[Membranous nephropathy: Diagnosis, new insights in pathophysiology, and therapeutic approach].

Membranous nephropathy (MN) accounts for about 20% of cases of nephrotic syndrome in the adult. Thickening of glomerular capillary walls results from subepithelial formation of immune deposits containing IgG and the membrane attack complex of complement, which is the major mediator of proteinuria, and antigens.

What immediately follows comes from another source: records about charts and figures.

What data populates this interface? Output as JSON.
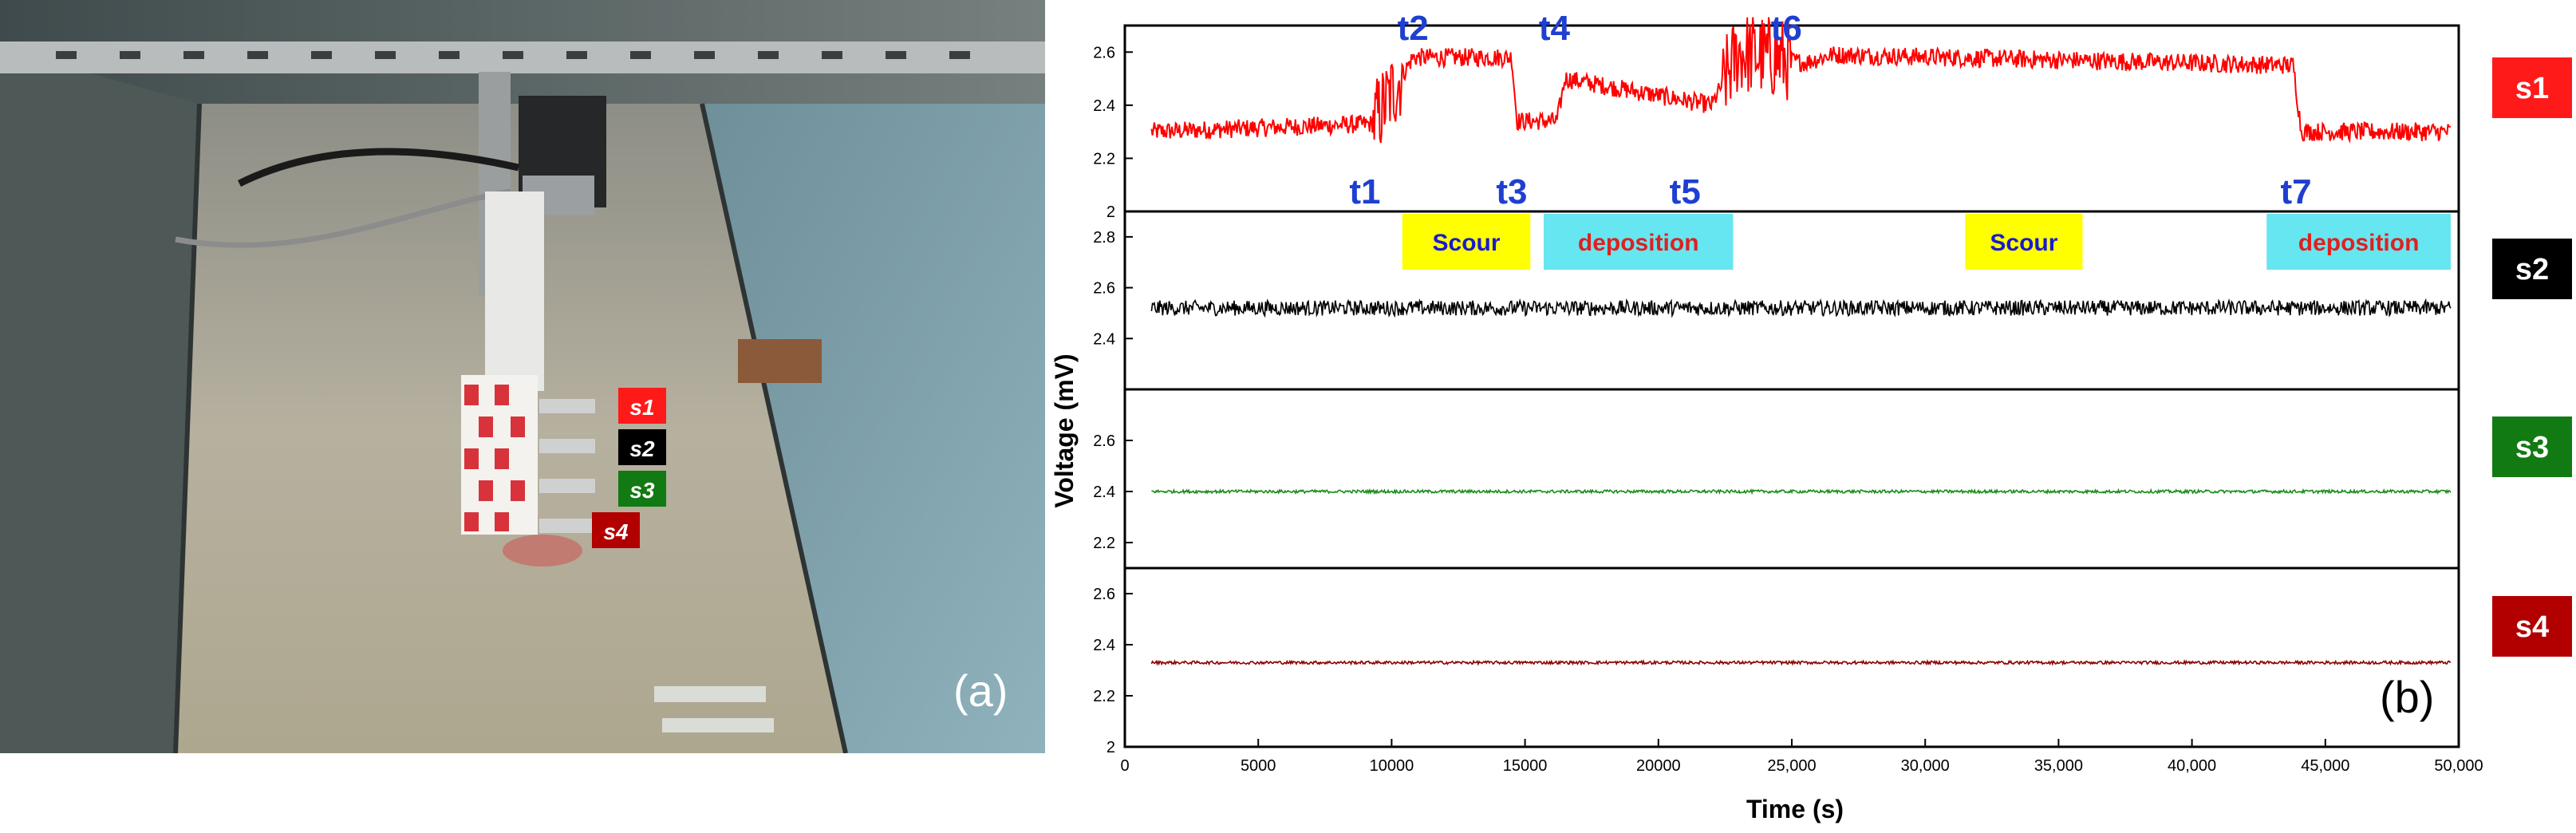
{
  "photo": {
    "panel_label": "(a)",
    "sensor_tags": [
      {
        "label": "s1",
        "color": "#ff1a1a"
      },
      {
        "label": "s2",
        "color": "#000000"
      },
      {
        "label": "s3",
        "color": "#127a12"
      },
      {
        "label": "s4",
        "color": "#b20000"
      }
    ]
  },
  "chart_data": {
    "type": "line",
    "panel_label": "(b)",
    "xlabel": "Time (s)",
    "ylabel": "Voltage (mV)",
    "xlim": [
      0,
      50000
    ],
    "x_ticks": [
      0,
      5000,
      10000,
      15000,
      20000,
      25000,
      30000,
      35000,
      40000,
      45000,
      50000
    ],
    "x_tick_labels": [
      "0",
      "5000",
      "10000",
      "15000",
      "20000",
      "25,000",
      "30,000",
      "35,000",
      "40,000",
      "45,000",
      "50,000"
    ],
    "panels": [
      {
        "name": "s1",
        "color": "#ff0000",
        "ylim": [
          2.0,
          2.7
        ],
        "yticks": [
          "2",
          "2.2",
          "2.4",
          "2.6"
        ],
        "levels": [
          [
            1000,
            2.3
          ],
          [
            9300,
            2.33
          ],
          [
            10800,
            2.58
          ],
          [
            14500,
            2.58
          ],
          [
            14700,
            2.34
          ],
          [
            16200,
            2.34
          ],
          [
            16500,
            2.5
          ],
          [
            22000,
            2.4
          ],
          [
            23000,
            2.6
          ],
          [
            25500,
            2.56
          ],
          [
            26500,
            2.59
          ],
          [
            43800,
            2.55
          ],
          [
            44100,
            2.3
          ],
          [
            49700,
            2.3
          ]
        ]
      },
      {
        "name": "s2",
        "color": "#000000",
        "ylim": [
          2.2,
          2.9
        ],
        "yticks": [
          "2.4",
          "2.6",
          "2.8"
        ],
        "levels": [
          [
            1000,
            2.52
          ],
          [
            49700,
            2.52
          ]
        ]
      },
      {
        "name": "s3",
        "color": "#1a8c1a",
        "ylim": [
          2.1,
          2.8
        ],
        "yticks": [
          "2.2",
          "2.4",
          "2.6"
        ],
        "levels": [
          [
            1000,
            2.4
          ],
          [
            49700,
            2.4
          ]
        ]
      },
      {
        "name": "s4",
        "color": "#8b0000",
        "ylim": [
          2.0,
          2.7
        ],
        "yticks": [
          "2",
          "2.2",
          "2.4",
          "2.6"
        ],
        "levels": [
          [
            1000,
            2.33
          ],
          [
            49700,
            2.33
          ]
        ]
      }
    ],
    "events": [
      {
        "label": "t1",
        "x": 9000,
        "pos": "below"
      },
      {
        "label": "t2",
        "x": 10800,
        "pos": "above"
      },
      {
        "label": "t3",
        "x": 14500,
        "pos": "below"
      },
      {
        "label": "t4",
        "x": 16100,
        "pos": "above"
      },
      {
        "label": "t5",
        "x": 21000,
        "pos": "below"
      },
      {
        "label": "t6",
        "x": 24800,
        "pos": "above"
      },
      {
        "label": "t7",
        "x": 43900,
        "pos": "below"
      }
    ],
    "annotations": [
      {
        "text": "Scour",
        "x0": 10400,
        "x1": 15200,
        "fill": "#ffff00",
        "color": "#1a1ad0"
      },
      {
        "text": "deposition",
        "x0": 15700,
        "x1": 22800,
        "fill": "#66e6f0",
        "color": "#e02020"
      },
      {
        "text": "Scour",
        "x0": 31500,
        "x1": 35900,
        "fill": "#ffff00",
        "color": "#1a1ad0"
      },
      {
        "text": "deposition",
        "x0": 42800,
        "x1": 49700,
        "fill": "#66e6f0",
        "color": "#e02020"
      }
    ],
    "tags": [
      {
        "label": "s1",
        "color": "#ff1a1a"
      },
      {
        "label": "s2",
        "color": "#000000"
      },
      {
        "label": "s3",
        "color": "#127a12"
      },
      {
        "label": "s4",
        "color": "#b20000"
      }
    ]
  }
}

Idiopathic forms of MN (IMN) represent 70 to 80% of all cases. A major breakthrough was the identification of the podocyte antigen PLA2R as the target of circulating antibodies in about 70% of IMN, which confirmed that the disease was auto-immune in nature. The optimal treatment of patients with IMN is still a matter of debate. Thirty to 40% of affected patients will undergo spontaneous remission, usually within one year from disease onset, whereas about one third will progress to end-stage kidney disease. Both the evidence that B cells play a key role in the pathogenesis of IMN and drug toxicity led to target B-cells with rituximab. Rituximab induced remission of nephrotic syndrome in 60 to 80% of the patients with long-lasting proteinuria despite blockade of the renin-angiotensin system and in patients who had previously failed other treatments. Because of the lack of randomized controlled trial (RCT) using rituximab and of high rate of spontaneous remission, a French non-blinded, parallel group RCT was performed to compare rituximab added to supportive therapy, to supportive therapy alone, in patients with persistent nephrotic syndrome.